Check the commissions you will pay, read the contract in full, and ask any questions you may have.

Before taking out a loan, make sure you can afford the monthly or biweekly payments, accurately calculate your expenses, and determine if you have the funds to cover partial loan payments.

The first thing you need to ensure is that this doesn't affect your basic expenses.

There's a myth that you can only get a payroll loan from the bank that handles your payroll, where you deposit your salary. Febraban (Febraban) highlights that there's currently a way for you to get a payroll loan from the bank of your choice. This is called payroll portability, and it's your right to request that your bank transfer your credit payments to the bank of your choice.

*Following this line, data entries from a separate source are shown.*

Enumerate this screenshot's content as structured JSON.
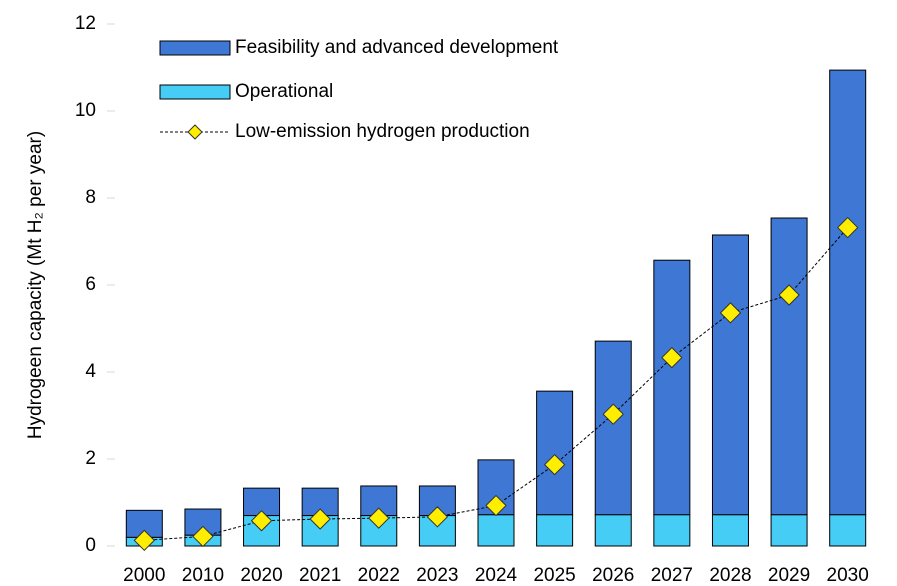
{
  "chart_data": {
    "type": "stacked_bar_line",
    "y_axis_label": "Hydrogeen capacity (Mt H₂ per year)",
    "categories": [
      "2000",
      "2010",
      "2020",
      "2021",
      "2022",
      "2023",
      "2024",
      "2025",
      "2026",
      "2027",
      "2028",
      "2029",
      "2030"
    ],
    "series": [
      {
        "name": "Operational",
        "color": "#45cdf5",
        "kind": "bar",
        "values": [
          0.2,
          0.25,
          0.7,
          0.7,
          0.7,
          0.7,
          0.72,
          0.72,
          0.72,
          0.72,
          0.72,
          0.72,
          0.72
        ]
      },
      {
        "name": "Feasibility and advanced development",
        "color": "#3e78d4",
        "kind": "bar",
        "values": [
          0.62,
          0.6,
          0.63,
          0.63,
          0.68,
          0.68,
          1.26,
          2.84,
          3.99,
          5.85,
          6.43,
          6.82,
          10.22
        ]
      },
      {
        "name": "Low-emission hydrogen production",
        "color": "#ffee00",
        "kind": "line",
        "values": [
          0.13,
          0.22,
          0.58,
          0.62,
          0.64,
          0.67,
          0.93,
          1.87,
          3.03,
          4.33,
          5.36,
          5.77,
          7.32
        ]
      }
    ],
    "ylim": [
      0,
      12
    ],
    "yticks": [
      0,
      2,
      4,
      6,
      8,
      10,
      12
    ],
    "grid": false
  }
}
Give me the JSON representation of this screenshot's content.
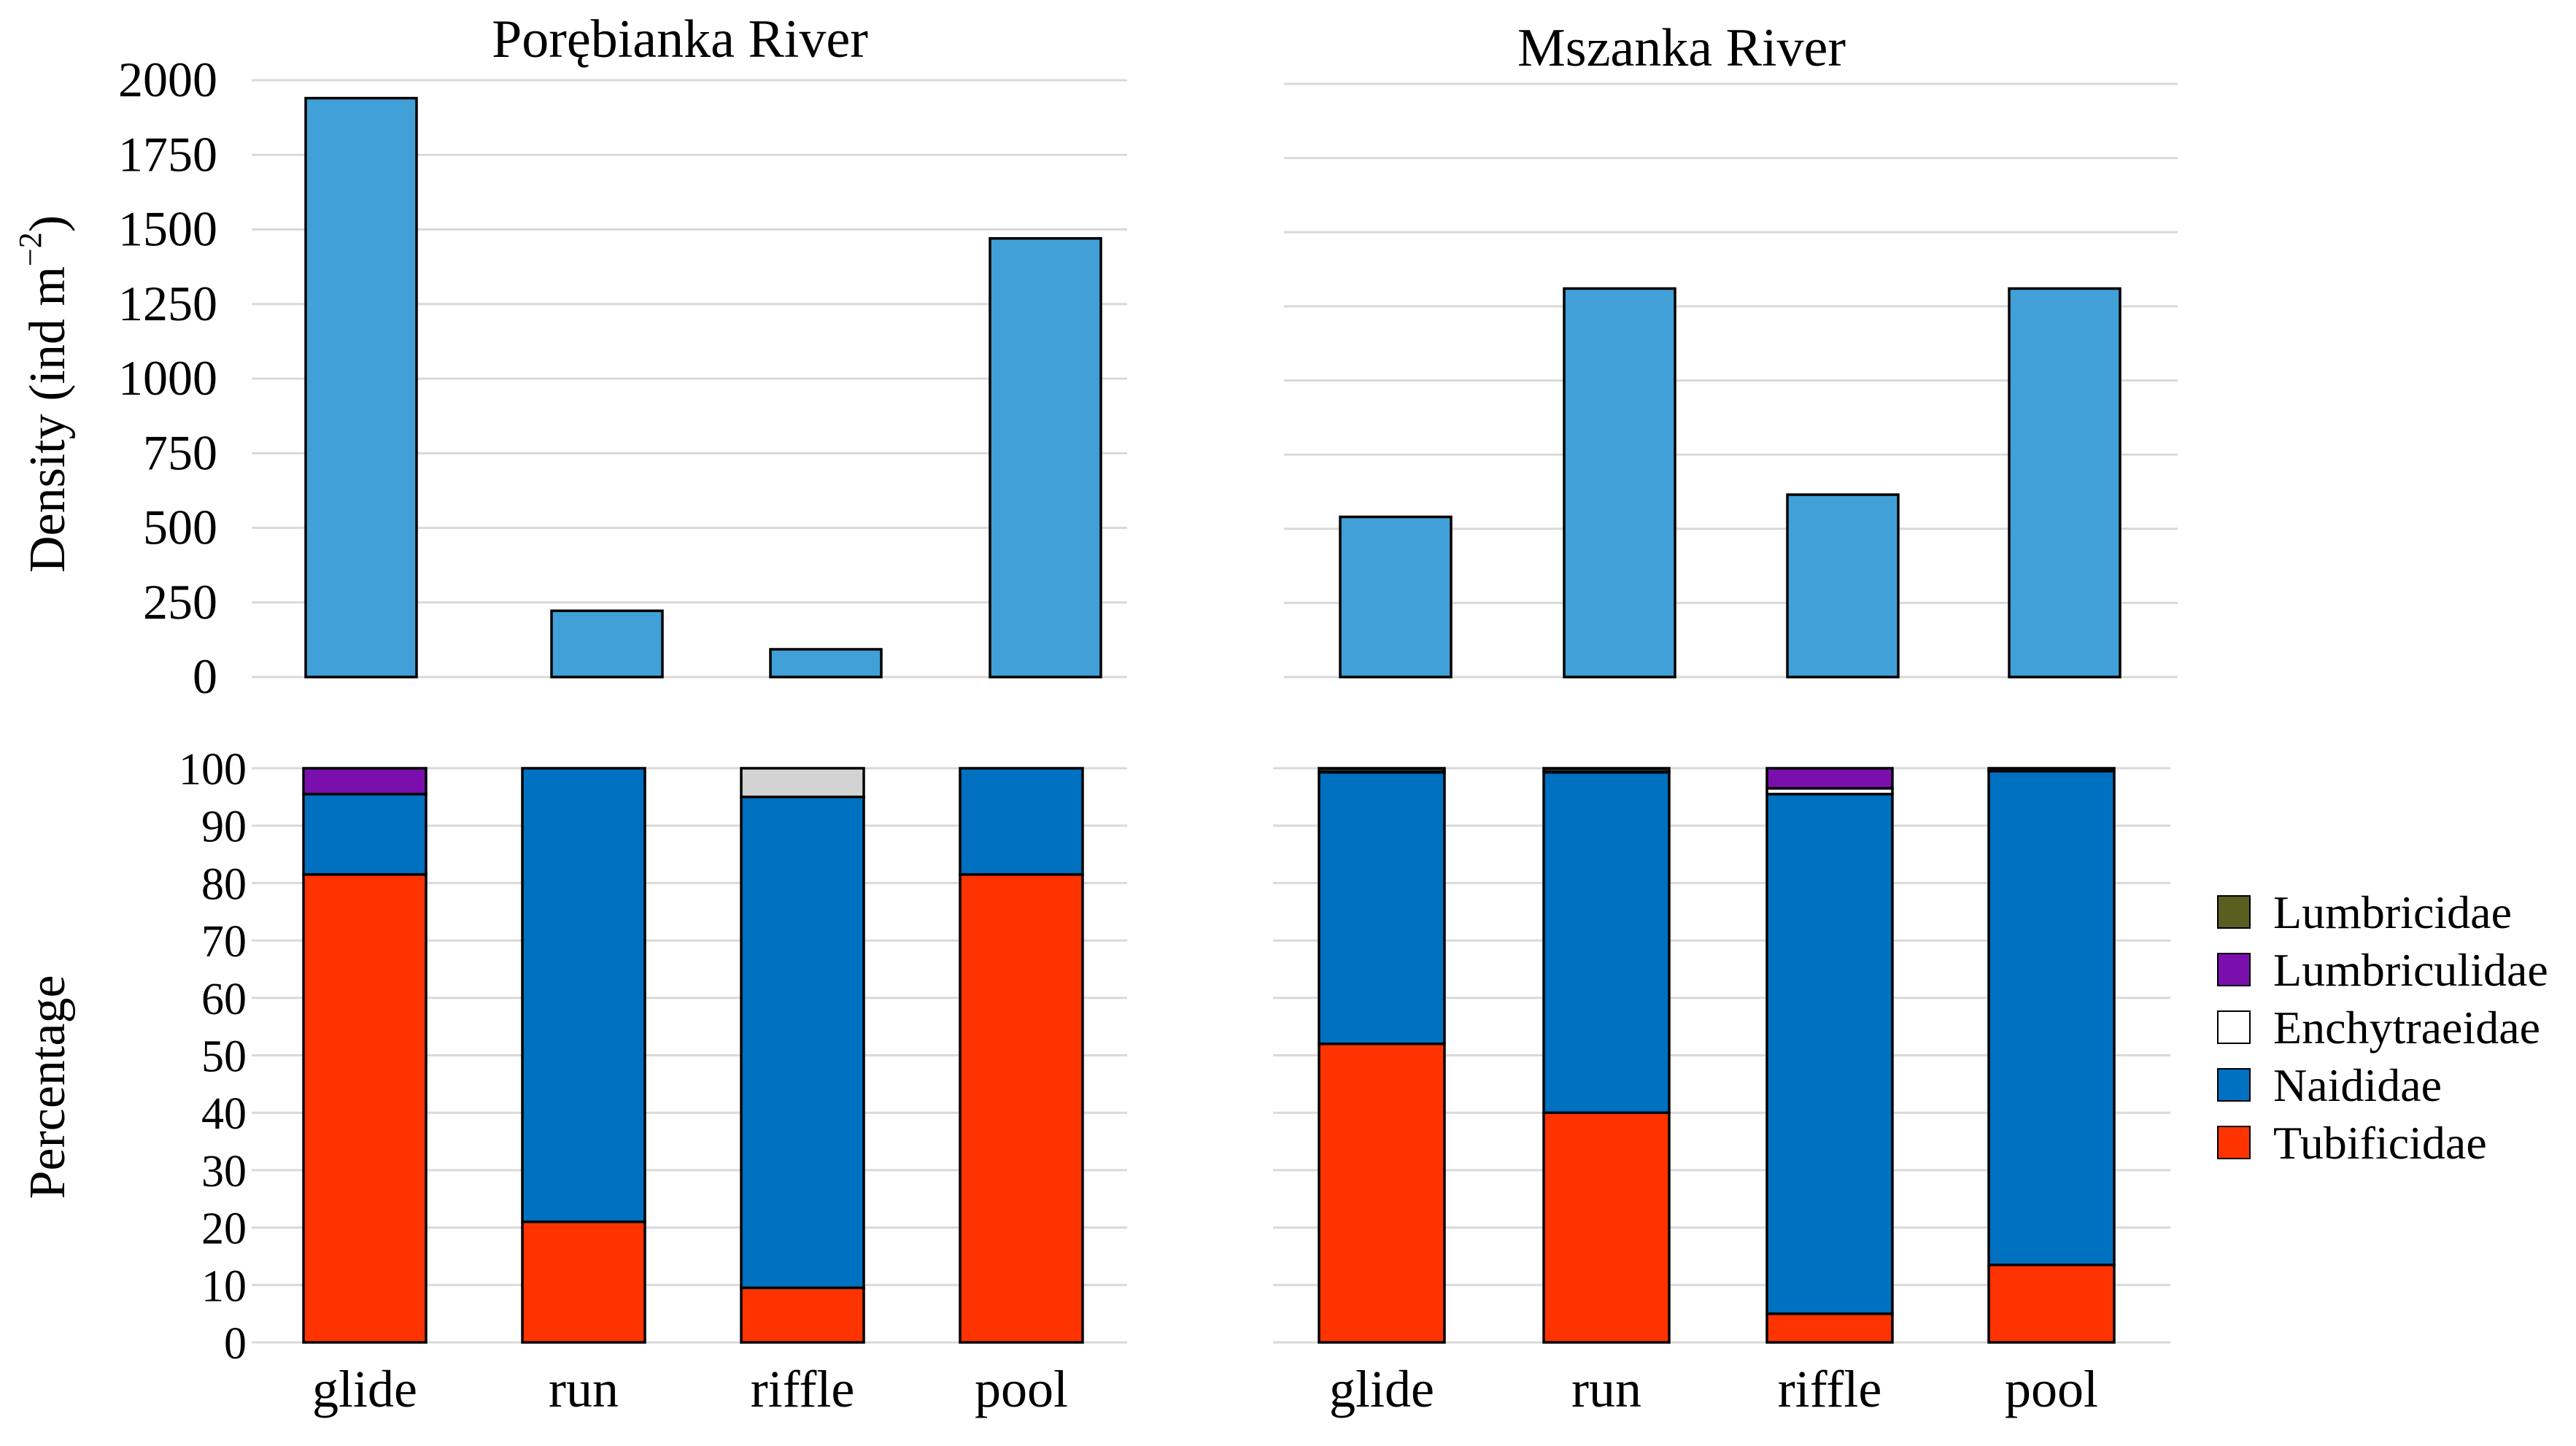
{
  "chart_data": [
    {
      "id": "density-porebianka",
      "type": "bar",
      "title": "Porębianka River",
      "xlabel": "",
      "ylabel": "Density (ind m−2)",
      "ylabel_base": "Density (ind m",
      "ylabel_sup": "−2",
      "ylabel_close": ")",
      "categories": [
        "glide",
        "run",
        "riffle",
        "pool"
      ],
      "values": [
        1940,
        222,
        93,
        1470
      ],
      "ylim": [
        0,
        2000
      ],
      "yticks": [
        0,
        250,
        500,
        750,
        1000,
        1250,
        1500,
        1750,
        2000
      ],
      "ytick_labels": [
        "0",
        "250",
        "500",
        "750",
        "1000",
        "1250",
        "1500",
        "1750",
        "2000"
      ],
      "grid": true,
      "color": "#41a0d7"
    },
    {
      "id": "density-mszanka",
      "type": "bar",
      "title": "Mszanka River",
      "xlabel": "",
      "ylabel": "",
      "categories": [
        "glide",
        "run",
        "riffle",
        "pool"
      ],
      "values": [
        540,
        1310,
        615,
        1310
      ],
      "ylim": [
        0,
        2000
      ],
      "grid": true,
      "color": "#41a0d7"
    },
    {
      "id": "percentage-porebianka",
      "type": "bar",
      "stacked": true,
      "title": "",
      "ylabel": "Percentage",
      "categories": [
        "glide",
        "run",
        "riffle",
        "pool"
      ],
      "ylim": [
        0,
        100
      ],
      "yticks": [
        0,
        10,
        20,
        30,
        40,
        50,
        60,
        70,
        80,
        90,
        100
      ],
      "ytick_labels": [
        "0",
        "10",
        "20",
        "30",
        "40",
        "50",
        "60",
        "70",
        "80",
        "90",
        "100"
      ],
      "grid": true,
      "series": [
        {
          "name": "Tubificidae",
          "values": [
            81.5,
            21.0,
            9.5,
            81.5
          ]
        },
        {
          "name": "Naididae",
          "values": [
            14.0,
            79.0,
            85.5,
            18.5
          ]
        },
        {
          "name": "Enchytraeidae",
          "values": [
            0,
            0,
            5.0,
            0
          ]
        },
        {
          "name": "Lumbriculidae",
          "values": [
            4.5,
            0,
            0,
            0
          ]
        },
        {
          "name": "Lumbricidae",
          "values": [
            0,
            0,
            0,
            0
          ]
        }
      ]
    },
    {
      "id": "percentage-mszanka",
      "type": "bar",
      "stacked": true,
      "title": "",
      "ylabel": "",
      "categories": [
        "glide",
        "run",
        "riffle",
        "pool"
      ],
      "ylim": [
        0,
        100
      ],
      "grid": true,
      "series": [
        {
          "name": "Tubificidae",
          "values": [
            52.0,
            40.0,
            5.0,
            13.5
          ]
        },
        {
          "name": "Naididae",
          "values": [
            47.3,
            59.3,
            90.5,
            86.0
          ]
        },
        {
          "name": "Enchytraeidae",
          "values": [
            0,
            0,
            1.0,
            0
          ]
        },
        {
          "name": "Lumbriculidae",
          "values": [
            0,
            0,
            3.5,
            0
          ]
        },
        {
          "name": "Lumbricidae",
          "values": [
            0.7,
            0.7,
            0,
            0.5
          ]
        }
      ]
    }
  ],
  "legend": {
    "placement": "right",
    "items": [
      {
        "name": "Lumbricidae",
        "color": "#5a5e1f"
      },
      {
        "name": "Lumbriculidae",
        "color": "#7b0fae"
      },
      {
        "name": "Enchytraeidae",
        "color": "#ffffff"
      },
      {
        "name": "Naididae",
        "color": "#0070c0"
      },
      {
        "name": "Tubificidae",
        "color": "#ff3300"
      }
    ]
  },
  "colors": {
    "density_bar": "#41a0d7",
    "enchytraeidae_porebianka": "#d3d3d3",
    "lumbricidae_mszanka": "#1f2a1f",
    "gridline": "#d9d9d9",
    "bar_outline": "#000000"
  }
}
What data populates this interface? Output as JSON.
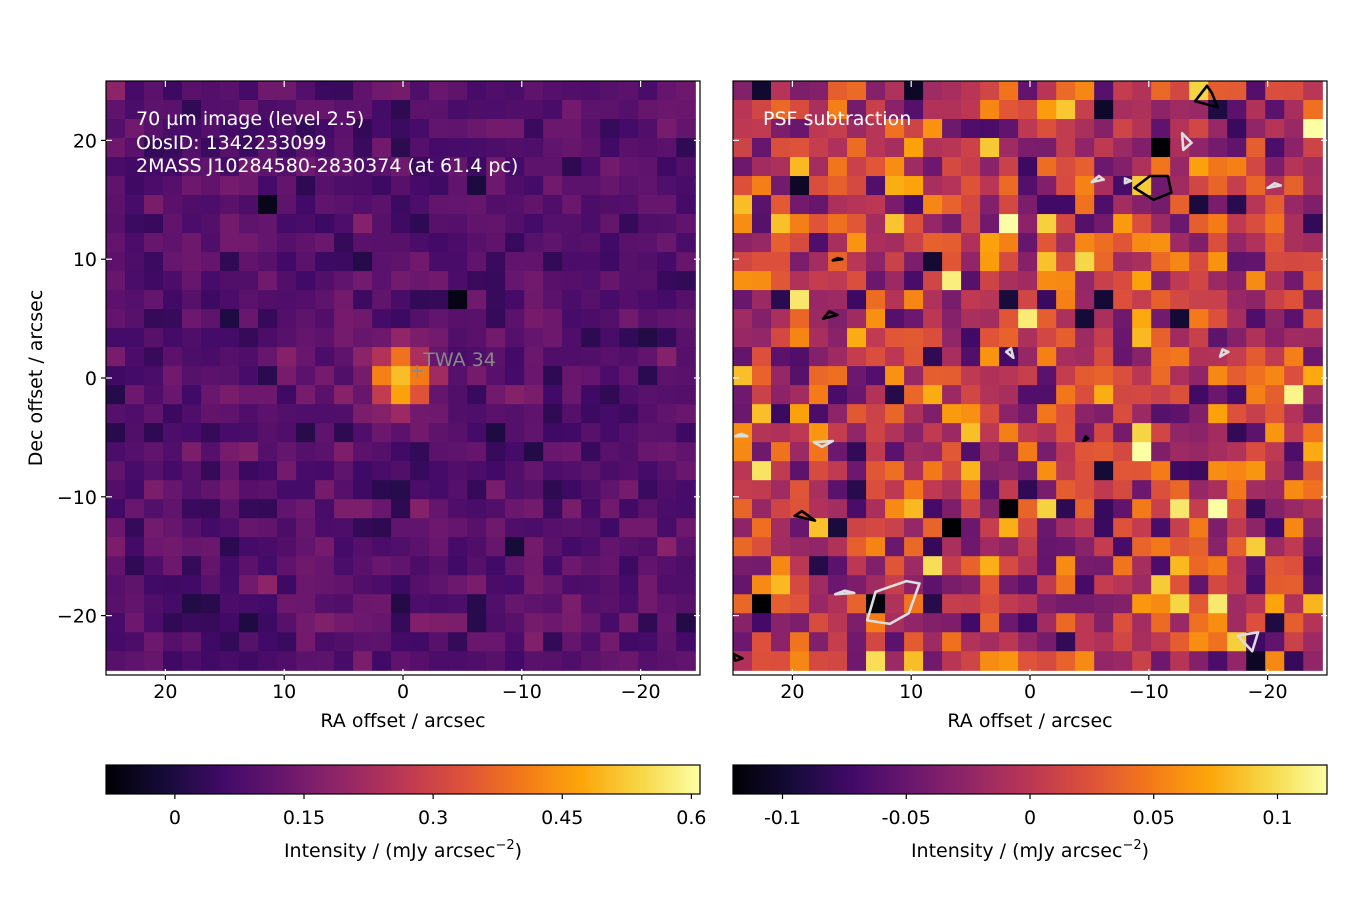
{
  "figure": {
    "colormap": "inferno",
    "colors": {
      "cross": "#888888",
      "target_label": "#888888",
      "annotation_text": "#ffffff",
      "contour_positive": "#000000",
      "contour_negative": "#dddddd"
    }
  },
  "chart_data": [
    {
      "type": "heatmap",
      "panel": "left",
      "annotations": [
        "70 µm image (level 2.5)",
        "ObsID: 1342233099",
        "2MASS J10284580-2830374 (at 61.4 pc)"
      ],
      "target": {
        "label": "TWA 34",
        "x": -1.2,
        "y": 0.6
      },
      "xlabel": "RA offset / arcsec",
      "ylabel": "Dec offset / arcsec",
      "xlim": [
        25,
        -25
      ],
      "ylim": [
        -25,
        25
      ],
      "xticks": [
        20,
        10,
        0,
        -10,
        -20
      ],
      "xtick_labels": [
        "20",
        "10",
        "0",
        "−10",
        "−20"
      ],
      "yticks": [
        20,
        10,
        0,
        -10,
        -20
      ],
      "ytick_labels": [
        "20",
        "10",
        "0",
        "−10",
        "−20"
      ],
      "grid": {
        "nx": 31,
        "ny": 31,
        "pixel_arcsec": 1.6
      },
      "source_peak": {
        "x": 0,
        "y": 0,
        "value": 0.6,
        "sigma_arcsec": 1.6
      },
      "background_value": 0.09,
      "colorbar": {
        "label": "Intensity / (mJy arcsec",
        "label_exp": "−2",
        "label_end": ")",
        "vmin": -0.08,
        "vmax": 0.61,
        "ticks": [
          0,
          0.15,
          0.3,
          0.45,
          0.6
        ],
        "tick_labels": [
          "0",
          "0.15",
          "0.3",
          "0.45",
          "0.6"
        ]
      }
    },
    {
      "type": "heatmap",
      "panel": "right",
      "annotations": [
        "PSF subtraction"
      ],
      "xlabel": "RA offset / arcsec",
      "xlim": [
        25,
        -25
      ],
      "ylim": [
        -25,
        25
      ],
      "xticks": [
        20,
        10,
        0,
        -10,
        -20
      ],
      "xtick_labels": [
        "20",
        "10",
        "0",
        "−10",
        "−20"
      ],
      "grid": {
        "nx": 31,
        "ny": 31,
        "pixel_arcsec": 1.6
      },
      "background_value": 0.0,
      "colorbar": {
        "label": "Intensity / (mJy arcsec",
        "label_exp": "−2",
        "label_end": ")",
        "vmin": -0.12,
        "vmax": 0.12,
        "ticks": [
          -0.1,
          -0.05,
          0,
          0.05,
          0.1
        ],
        "tick_labels": [
          "-0.1",
          "-0.05",
          "0",
          "0.05",
          "0.1"
        ]
      },
      "contours": [
        {
          "sign": "negative",
          "points": [
            [
              11.8,
              -20.7
            ],
            [
              10.2,
              -19.8
            ],
            [
              9.3,
              -17.3
            ],
            [
              10.4,
              -17.1
            ],
            [
              13.0,
              -18.0
            ],
            [
              13.7,
              -20.4
            ]
          ]
        },
        {
          "sign": "positive",
          "points": [
            [
              19.8,
              -11.6
            ],
            [
              18.1,
              -12.0
            ],
            [
              19.2,
              -11.2
            ]
          ]
        },
        {
          "sign": "negative",
          "points": [
            [
              18.2,
              -5.4
            ],
            [
              16.6,
              -5.3
            ],
            [
              17.5,
              -5.8
            ]
          ]
        },
        {
          "sign": "negative",
          "points": [
            [
              24.8,
              -4.9
            ],
            [
              23.8,
              -4.9
            ],
            [
              24.3,
              -4.7
            ]
          ]
        },
        {
          "sign": "negative",
          "points": [
            [
              -5.2,
              16.5
            ],
            [
              -6.2,
              16.7
            ],
            [
              -5.8,
              17.0
            ]
          ]
        },
        {
          "sign": "positive",
          "points": [
            [
              -10.1,
              17.0
            ],
            [
              -8.8,
              16.0
            ],
            [
              -10.4,
              15.0
            ],
            [
              -11.9,
              15.6
            ],
            [
              -11.6,
              17.0
            ]
          ]
        },
        {
          "sign": "positive",
          "points": [
            [
              -14.9,
              24.6
            ],
            [
              -13.9,
              23.3
            ],
            [
              -15.8,
              22.8
            ],
            [
              -15.3,
              24.0
            ]
          ]
        },
        {
          "sign": "negative",
          "points": [
            [
              -13.6,
              19.8
            ],
            [
              -12.8,
              20.6
            ],
            [
              -12.9,
              19.2
            ]
          ]
        },
        {
          "sign": "negative",
          "points": [
            [
              -20.0,
              16.0
            ],
            [
              -21.1,
              16.2
            ],
            [
              -20.6,
              16.4
            ]
          ]
        },
        {
          "sign": "negative",
          "points": [
            [
              -8.0,
              16.4
            ],
            [
              -8.5,
              16.6
            ],
            [
              -8.0,
              16.8
            ]
          ]
        },
        {
          "sign": "negative",
          "points": [
            [
              -16.0,
              1.8
            ],
            [
              -16.7,
              2.2
            ],
            [
              -16.2,
              2.4
            ]
          ]
        },
        {
          "sign": "negative",
          "points": [
            [
              1.4,
              1.7
            ],
            [
              2.0,
              2.2
            ],
            [
              1.6,
              2.5
            ]
          ]
        },
        {
          "sign": "positive",
          "points": [
            [
              17.4,
              5.0
            ],
            [
              16.2,
              5.3
            ],
            [
              16.9,
              5.6
            ]
          ]
        },
        {
          "sign": "positive",
          "points": [
            [
              16.6,
              9.9
            ],
            [
              15.8,
              10.0
            ],
            [
              16.2,
              10.1
            ]
          ]
        },
        {
          "sign": "positive",
          "points": [
            [
              -4.5,
              -5.3
            ],
            [
              -4.9,
              -5.1
            ],
            [
              -4.7,
              -4.9
            ]
          ]
        },
        {
          "sign": "negative",
          "points": [
            [
              16.4,
              -18.2
            ],
            [
              14.8,
              -18.1
            ],
            [
              15.6,
              -17.9
            ]
          ]
        },
        {
          "sign": "negative",
          "points": [
            [
              -18.7,
              -23.0
            ],
            [
              -17.5,
              -21.7
            ],
            [
              -19.2,
              -21.4
            ]
          ]
        },
        {
          "sign": "positive",
          "points": [
            [
              25.0,
              -23.2
            ],
            [
              24.2,
              -23.6
            ],
            [
              24.8,
              -23.8
            ]
          ]
        }
      ]
    }
  ]
}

When you request a payroll loan from the bank that administers it, they respond very quickly because they have your information. The bank can even offer it to you and have it pre-approved, so you receive the credit in less than 72 hours.

When obtaining a payroll loan, you must pay interest plus the opening fee, life insurance, and unemployment insurance. Even if payroll loans have a competitive interest rate, the additional costs can make them more expensive.